Trudeau sounded optimistic at a March meeting in Washington with Obama, predicting a breakthrough in the coming “weeks and months.”
But hopes for a deal sagged when Canadian Trade Minister Chrystial Freeland and U.S. Trade Representative Michael Froman failed to meet a June 18 deadline to come up with the “framework” of a deal.
The U.S. angered the Canadian industry and some provincial governments by offering a one-size-fits-all deal that would result in Canada’s share of the U.S. lumber market sliding from 28 to 22 per cent over four years. That’s a far cry from the 34 per cent cap in the 2006 agreement.
“We are not doing a bad deal,” Clark snapped earlier this month in reference to the U.S. offer. “If Ottawa makes the wrong deal for British Columbia we could see thousands of job losses for British Columbia and I am not interested in that.”
Canada, according to a recent report from Inside U.S. Trade, countered with a deal similar to the one struck in 2006 that allowed Canadian provinces to choose from several options involving a combination of quotas and export taxes.
The new twist is that the new proposal would see export taxes range as high as 25 per cent, whereas the previous deal had a maximum tax of 15 per cent. And the overall Canadian share would slide from 32 to 30 per cent.

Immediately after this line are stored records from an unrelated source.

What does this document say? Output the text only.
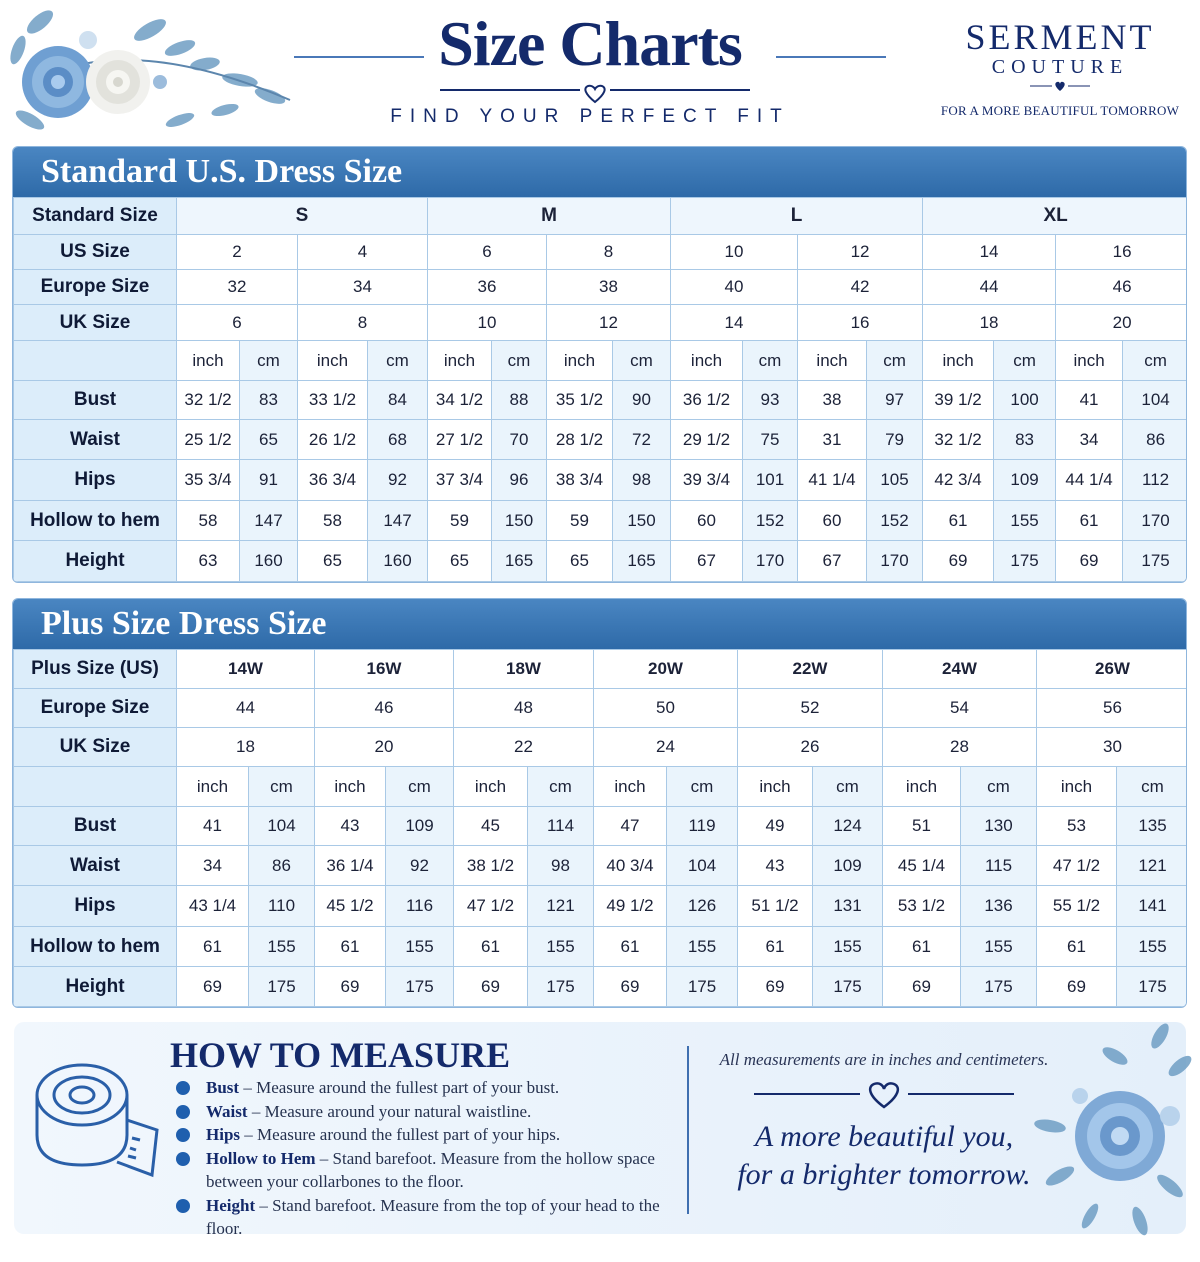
Size Charts
FIND YOUR PERFECT FIT
SERMENT
COUTURE
FOR A MORE BEAUTIFUL TOMORROW
Standard U.S. Dress Size
Standard Size	S				M				L				XL			
US Size	2		4		6		8		10		12		14		16	
Europe Size	32		34		36		38		40		42		44		46	
UK Size	6		8		10		12		14		16		18		20	
	inch	cm	inch	cm	inch	cm	inch	cm	inch	cm	inch	cm	inch	cm	inch	cm
Bust	32 1/2	83	33 1/2	84	34 1/2	88	35 1/2	90	36 1/2	93	38	97	39 1/2	100	41	104
Waist	25 1/2	65	26 1/2	68	27 1/2	70	28 1/2	72	29 1/2	75	31	79	32 1/2	83	34	86
Hips	35 3/4	91	36 3/4	92	37 3/4	96	38 3/4	98	39 3/4	101	41 1/4	105	42 3/4	109	44 1/4	112
Hollow to hem	58	147	58	147	59	150	59	150	60	152	60	152	61	155	61	170
Height	63	160	65	160	65	165	65	165	67	170	67	170	69	175	69	175
Plus Size Dress Size
Plus Size (US)	14W		16W		18W		20W		22W		24W		26W	
Europe Size	44		46		48		50		52		54		56	
UK Size	18		20		22		24		26		28		30	
	inch	cm	inch	cm	inch	cm	inch	cm	inch	cm	inch	cm	inch	cm
Bust	41	104	43	109	45	114	47	119	49	124	51	130	53	135
Waist	34	86	36 1/4	92	38 1/2	98	40 3/4	104	43	109	45 1/4	115	47 1/2	121
Hips	43 1/4	110	45 1/2	116	47 1/2	121	49 1/2	126	51 1/2	131	53 1/2	136	55 1/2	141
Hollow to hem	61	155	61	155	61	155	61	155	61	155	61	155	61	155
Height	69	175	69	175	69	175	69	175	69	175	69	175	69	175
HOW TO MEASURE
Bust – Measure around the fullest part of your bust.
Waist – Measure around your natural waistline.
Hips – Measure around the fullest part of your hips.
Hollow to Hem – Stand barefoot. Measure from the hollow space between your collarbones to the floor.
Height – Stand barefoot. Measure from the top of your head to the floor.
All measurements are in inches and centimeters.
A more beautiful you,
for a brighter tomorrow.
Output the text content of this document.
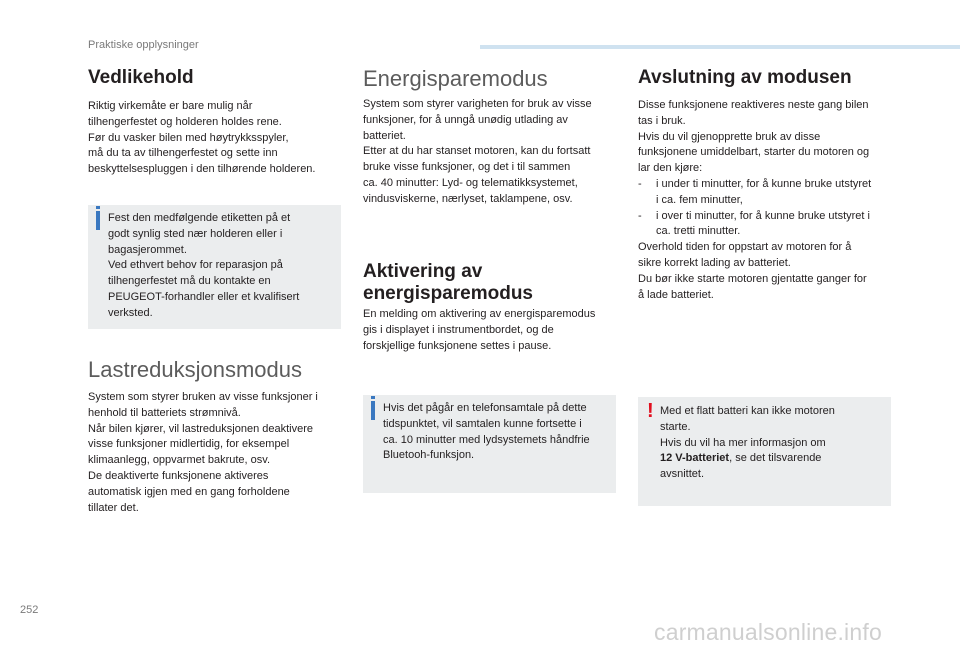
Praktiske opplysninger
Vedlikehold
Riktig virkemåte er bare mulig når
tilhengerfestet og holderen holdes rene.
Før du vasker bilen med høytrykksspyler,
må du ta av tilhengerfestet og sette inn
beskyttelsespluggen i den tilhørende holderen.
Fest den medfølgende etiketten på et
godt synlig sted nær holderen eller i
bagasjerommet.
Ved ethvert behov for reparasjon på
tilhengerfestet må du kontakte en
PEUGEOT-forhandler eller et kvalifisert
verksted.
Lastreduksjonsmodus
System som styrer bruken av visse funksjoner i
henhold til batteriets strømnivå.
Når bilen kjører, vil lastreduksjonen deaktivere
visse funksjoner midlertidig, for eksempel
klimaanlegg, oppvarmet bakrute, osv.
De deaktiverte funksjonene aktiveres
automatisk igjen med en gang forholdene
tillater det.
Energisparemodus
System som styrer varigheten for bruk av visse
funksjoner, for å unngå unødig utlading av
batteriet.
Etter at du har stanset motoren, kan du fortsatt
bruke visse funksjoner, og det i til sammen
ca. 40 minutter: Lyd- og telematikksystemet,
vindusviskerne, nærlyset, taklampene, osv.
Aktivering av
energisparemodus
En melding om aktivering av energisparemodus
gis i displayet i instrumentbordet, og de
forskjellige funksjonene settes i pause.
Hvis det pågår en telefonsamtale på dette
tidspunktet, vil samtalen kunne fortsette i
ca. 10 minutter med lydsystemets håndfrie
Bluetooh-funksjon.
Avslutning av modusen
Disse funksjonene reaktiveres neste gang bilen
tas i bruk.
Hvis du vil gjenopprette bruk av disse
funksjonene umiddelbart, starter du motoren og
lar den kjøre:
-	i under ti minutter, for å kunne bruke utstyret
i ca. fem minutter,
-	i over ti minutter, for å kunne bruke utstyret i
ca. tretti minutter.
Overhold tiden for oppstart av motoren for å
sikre korrekt lading av batteriet.
Du bør ikke starte motoren gjentatte ganger for
å lade batteriet.
! Med et flatt batteri kan ikke motoren
starte.
Hvis du vil ha mer informasjon om
12 V-batteriet, se det tilsvarende
avsnittet.
252
carmanualsonline.info
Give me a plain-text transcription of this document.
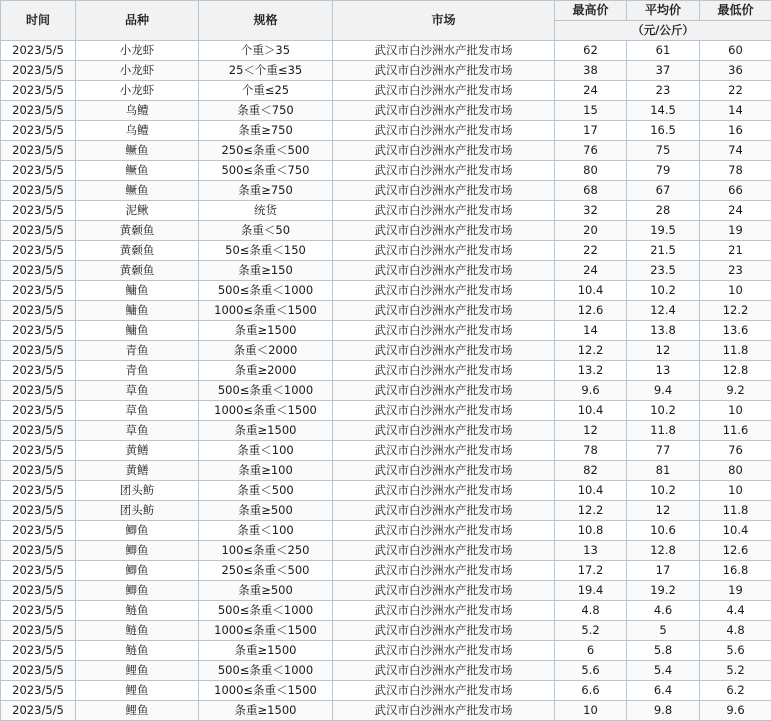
时间	品种	规格	市场	最高价	平均价	最低价
				（元/公斤）		
2023/5/5	小龙虾	个重＞35	武汉市白沙洲水产批发市场	62	61	60
2023/5/5	小龙虾	25＜个重≤35	武汉市白沙洲水产批发市场	38	37	36
2023/5/5	小龙虾	个重≤25	武汉市白沙洲水产批发市场	24	23	22
2023/5/5	乌鳢	条重＜750	武汉市白沙洲水产批发市场	15	14.5	14
2023/5/5	乌鳢	条重≥750	武汉市白沙洲水产批发市场	17	16.5	16
2023/5/5	鳜鱼	250≤条重＜500	武汉市白沙洲水产批发市场	76	75	74
2023/5/5	鳜鱼	500≤条重＜750	武汉市白沙洲水产批发市场	80	79	78
2023/5/5	鳜鱼	条重≥750	武汉市白沙洲水产批发市场	68	67	66
2023/5/5	泥鳅	统货	武汉市白沙洲水产批发市场	32	28	24
2023/5/5	黄颡鱼	条重＜50	武汉市白沙洲水产批发市场	20	19.5	19
2023/5/5	黄颡鱼	50≤条重＜150	武汉市白沙洲水产批发市场	22	21.5	21
2023/5/5	黄颡鱼	条重≥150	武汉市白沙洲水产批发市场	24	23.5	23
2023/5/5	鳙鱼	500≤条重＜1000	武汉市白沙洲水产批发市场	10.4	10.2	10
2023/5/5	鳙鱼	1000≤条重＜1500	武汉市白沙洲水产批发市场	12.6	12.4	12.2
2023/5/5	鳙鱼	条重≥1500	武汉市白沙洲水产批发市场	14	13.8	13.6
2023/5/5	青鱼	条重＜2000	武汉市白沙洲水产批发市场	12.2	12	11.8
2023/5/5	青鱼	条重≥2000	武汉市白沙洲水产批发市场	13.2	13	12.8
2023/5/5	草鱼	500≤条重＜1000	武汉市白沙洲水产批发市场	9.6	9.4	9.2
2023/5/5	草鱼	1000≤条重＜1500	武汉市白沙洲水产批发市场	10.4	10.2	10
2023/5/5	草鱼	条重≥1500	武汉市白沙洲水产批发市场	12	11.8	11.6
2023/5/5	黄鳝	条重＜100	武汉市白沙洲水产批发市场	78	77	76
2023/5/5	黄鳝	条重≥100	武汉市白沙洲水产批发市场	82	81	80
2023/5/5	团头鲂	条重＜500	武汉市白沙洲水产批发市场	10.4	10.2	10
2023/5/5	团头鲂	条重≥500	武汉市白沙洲水产批发市场	12.2	12	11.8
2023/5/5	鲫鱼	条重＜100	武汉市白沙洲水产批发市场	10.8	10.6	10.4
2023/5/5	鲫鱼	100≤条重＜250	武汉市白沙洲水产批发市场	13	12.8	12.6
2023/5/5	鲫鱼	250≤条重＜500	武汉市白沙洲水产批发市场	17.2	17	16.8
2023/5/5	鲫鱼	条重≥500	武汉市白沙洲水产批发市场	19.4	19.2	19
2023/5/5	鲢鱼	500≤条重＜1000	武汉市白沙洲水产批发市场	4.8	4.6	4.4
2023/5/5	鲢鱼	1000≤条重＜1500	武汉市白沙洲水产批发市场	5.2	5	4.8
2023/5/5	鲢鱼	条重≥1500	武汉市白沙洲水产批发市场	6	5.8	5.6
2023/5/5	鲤鱼	500≤条重＜1000	武汉市白沙洲水产批发市场	5.6	5.4	5.2
2023/5/5	鲤鱼	1000≤条重＜1500	武汉市白沙洲水产批发市场	6.6	6.4	6.2
2023/5/5	鲤鱼	条重≥1500	武汉市白沙洲水产批发市场	10	9.8	9.6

Those quotas wouldn’t likely impact Canada, according to a recent analysis from Christensen. Canada’s share has recently fallen to 27 per cent as a result of B.C.’s mountain pine beetle infestation and tougher Quebec conservation policies, she noted. Christensen projected that this figure will decline naturally to 25 per cent over the next decade due to supply issues, even in the absence of a deal.